• inositol trisphosphate receptor;
  • preplate;
  • ryanodine receptor;
  • ventricular zone


The developmental changes of intracellular calcium release channels of mouse neocortex were studied at the onset of neurogenesis, which occurs between embryonic days E11 and E17. The three main isoforms of the two families of intracellular calcium release channels, namely the inositol trisphosphate receptors (IP3R) and the ryanodine receptors (RyR), were detected by their transcripts in the cerebral hemispheres, as early as stage E11. The major isoforms of each family, IP3R-1 and RyR-2, were found at the protein level by Western blot analysis. Expression of these proteins increases progressively throughout brain development. Their localization in coronal sections of cortex has been observed by immunodetection from E12, and compared to the TuJ1 (anti-class III β-tubulin antibody) neuronal specific labelling.

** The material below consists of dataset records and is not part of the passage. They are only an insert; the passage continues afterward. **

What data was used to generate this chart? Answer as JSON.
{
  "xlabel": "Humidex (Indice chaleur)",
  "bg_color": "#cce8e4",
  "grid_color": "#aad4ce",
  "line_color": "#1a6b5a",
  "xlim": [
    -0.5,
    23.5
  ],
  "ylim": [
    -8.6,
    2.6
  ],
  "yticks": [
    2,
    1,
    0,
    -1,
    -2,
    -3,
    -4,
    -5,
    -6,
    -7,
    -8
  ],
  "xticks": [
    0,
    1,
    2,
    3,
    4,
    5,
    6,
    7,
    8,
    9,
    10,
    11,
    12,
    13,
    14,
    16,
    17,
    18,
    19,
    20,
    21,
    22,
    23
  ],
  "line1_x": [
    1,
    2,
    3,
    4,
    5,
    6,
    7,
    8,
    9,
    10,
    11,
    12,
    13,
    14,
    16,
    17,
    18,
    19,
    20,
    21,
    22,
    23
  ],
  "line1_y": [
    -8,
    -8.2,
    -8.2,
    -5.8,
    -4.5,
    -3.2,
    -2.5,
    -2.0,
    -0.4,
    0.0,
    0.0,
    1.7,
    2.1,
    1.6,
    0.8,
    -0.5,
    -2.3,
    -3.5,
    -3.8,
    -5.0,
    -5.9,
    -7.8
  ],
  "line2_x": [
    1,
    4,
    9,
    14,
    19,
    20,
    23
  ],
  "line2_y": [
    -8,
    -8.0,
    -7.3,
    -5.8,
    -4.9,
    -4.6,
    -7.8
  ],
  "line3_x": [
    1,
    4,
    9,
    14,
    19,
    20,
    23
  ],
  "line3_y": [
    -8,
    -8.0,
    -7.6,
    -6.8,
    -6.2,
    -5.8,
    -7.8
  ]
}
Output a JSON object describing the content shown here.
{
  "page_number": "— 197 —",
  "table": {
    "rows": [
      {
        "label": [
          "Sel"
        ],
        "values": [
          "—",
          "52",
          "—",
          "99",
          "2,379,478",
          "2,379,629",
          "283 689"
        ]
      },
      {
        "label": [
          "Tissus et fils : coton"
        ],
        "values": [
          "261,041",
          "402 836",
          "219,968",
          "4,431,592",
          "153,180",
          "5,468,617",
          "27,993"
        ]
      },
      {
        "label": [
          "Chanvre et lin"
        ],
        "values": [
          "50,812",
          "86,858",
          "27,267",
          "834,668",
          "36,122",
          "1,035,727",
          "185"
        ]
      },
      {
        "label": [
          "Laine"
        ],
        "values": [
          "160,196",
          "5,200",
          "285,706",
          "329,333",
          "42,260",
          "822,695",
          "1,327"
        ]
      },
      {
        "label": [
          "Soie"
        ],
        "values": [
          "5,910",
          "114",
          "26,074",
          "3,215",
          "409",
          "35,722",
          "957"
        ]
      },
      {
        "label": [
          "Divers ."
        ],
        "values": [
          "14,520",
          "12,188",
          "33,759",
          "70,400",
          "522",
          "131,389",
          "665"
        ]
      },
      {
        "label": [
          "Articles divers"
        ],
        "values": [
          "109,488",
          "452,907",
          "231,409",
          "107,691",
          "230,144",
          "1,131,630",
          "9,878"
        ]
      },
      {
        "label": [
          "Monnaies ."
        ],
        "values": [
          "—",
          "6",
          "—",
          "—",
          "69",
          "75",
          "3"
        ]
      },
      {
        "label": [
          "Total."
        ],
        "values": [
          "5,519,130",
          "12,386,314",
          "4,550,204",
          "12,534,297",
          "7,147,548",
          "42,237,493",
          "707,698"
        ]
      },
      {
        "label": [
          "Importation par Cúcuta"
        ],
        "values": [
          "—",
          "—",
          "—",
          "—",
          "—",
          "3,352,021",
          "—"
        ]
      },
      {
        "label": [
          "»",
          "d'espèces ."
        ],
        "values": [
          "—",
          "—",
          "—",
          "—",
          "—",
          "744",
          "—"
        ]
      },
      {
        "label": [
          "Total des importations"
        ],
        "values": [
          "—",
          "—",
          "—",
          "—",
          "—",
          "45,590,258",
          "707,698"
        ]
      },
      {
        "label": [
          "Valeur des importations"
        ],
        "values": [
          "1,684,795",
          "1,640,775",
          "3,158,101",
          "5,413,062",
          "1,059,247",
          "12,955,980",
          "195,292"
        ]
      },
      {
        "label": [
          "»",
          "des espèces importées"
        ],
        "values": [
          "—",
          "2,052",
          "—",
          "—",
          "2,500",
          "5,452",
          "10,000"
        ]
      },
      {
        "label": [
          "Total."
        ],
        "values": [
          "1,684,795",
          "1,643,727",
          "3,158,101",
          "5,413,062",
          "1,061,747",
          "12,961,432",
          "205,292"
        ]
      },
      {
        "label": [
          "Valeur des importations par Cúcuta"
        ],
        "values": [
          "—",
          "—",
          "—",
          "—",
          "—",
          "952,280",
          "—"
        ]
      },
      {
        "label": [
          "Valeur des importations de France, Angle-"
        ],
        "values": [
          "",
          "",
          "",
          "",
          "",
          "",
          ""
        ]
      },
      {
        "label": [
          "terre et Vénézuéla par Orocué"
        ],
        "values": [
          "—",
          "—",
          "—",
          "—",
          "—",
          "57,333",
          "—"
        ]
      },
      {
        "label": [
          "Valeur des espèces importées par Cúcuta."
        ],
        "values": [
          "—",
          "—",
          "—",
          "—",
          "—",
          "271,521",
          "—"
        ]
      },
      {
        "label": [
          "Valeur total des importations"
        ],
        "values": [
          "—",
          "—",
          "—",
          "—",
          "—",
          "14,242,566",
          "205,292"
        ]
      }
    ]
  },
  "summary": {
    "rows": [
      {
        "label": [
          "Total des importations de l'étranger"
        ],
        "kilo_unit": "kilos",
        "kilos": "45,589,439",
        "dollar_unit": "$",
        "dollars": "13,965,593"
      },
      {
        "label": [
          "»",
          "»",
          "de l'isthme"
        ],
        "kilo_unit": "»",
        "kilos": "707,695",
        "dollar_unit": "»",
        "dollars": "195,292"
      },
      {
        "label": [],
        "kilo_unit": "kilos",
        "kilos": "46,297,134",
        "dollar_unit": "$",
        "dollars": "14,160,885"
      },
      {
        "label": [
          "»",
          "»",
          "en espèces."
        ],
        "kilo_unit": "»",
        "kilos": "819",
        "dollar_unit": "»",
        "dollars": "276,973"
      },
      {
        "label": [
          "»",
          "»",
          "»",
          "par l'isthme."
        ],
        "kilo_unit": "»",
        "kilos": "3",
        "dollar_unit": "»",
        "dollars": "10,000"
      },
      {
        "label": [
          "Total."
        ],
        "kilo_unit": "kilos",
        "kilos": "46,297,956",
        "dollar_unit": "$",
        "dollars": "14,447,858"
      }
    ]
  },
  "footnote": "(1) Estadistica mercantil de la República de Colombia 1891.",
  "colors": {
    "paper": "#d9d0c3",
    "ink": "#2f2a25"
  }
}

The expression of both channels is greatly enhanced after E12, and both were seen to be present in most of the proliferative and neuronal cells of the slice. Between E12 and E13, there is a striking transition in the pattern of calcium release elicited by specific agonists of these channels, thimerosal for IP3R and caffeine for RyR. The signals induced by thimerosal were not zone-specific, while the observed calcium release signals induced by caffeine were predominantly restricted out of the ventricular zone. This zone-specific caffeine sensitivity is consistent with the main RyR localization immunodetected at E13. Our results indicate that there is a time lag of several days between the molecular detection of calcium release channels and their functional expression, around the time of neuronal differentiation. Altogether, they provide a molecular basis for analyzing the developmental modulation of calcium signals useful for neurogenesis progression.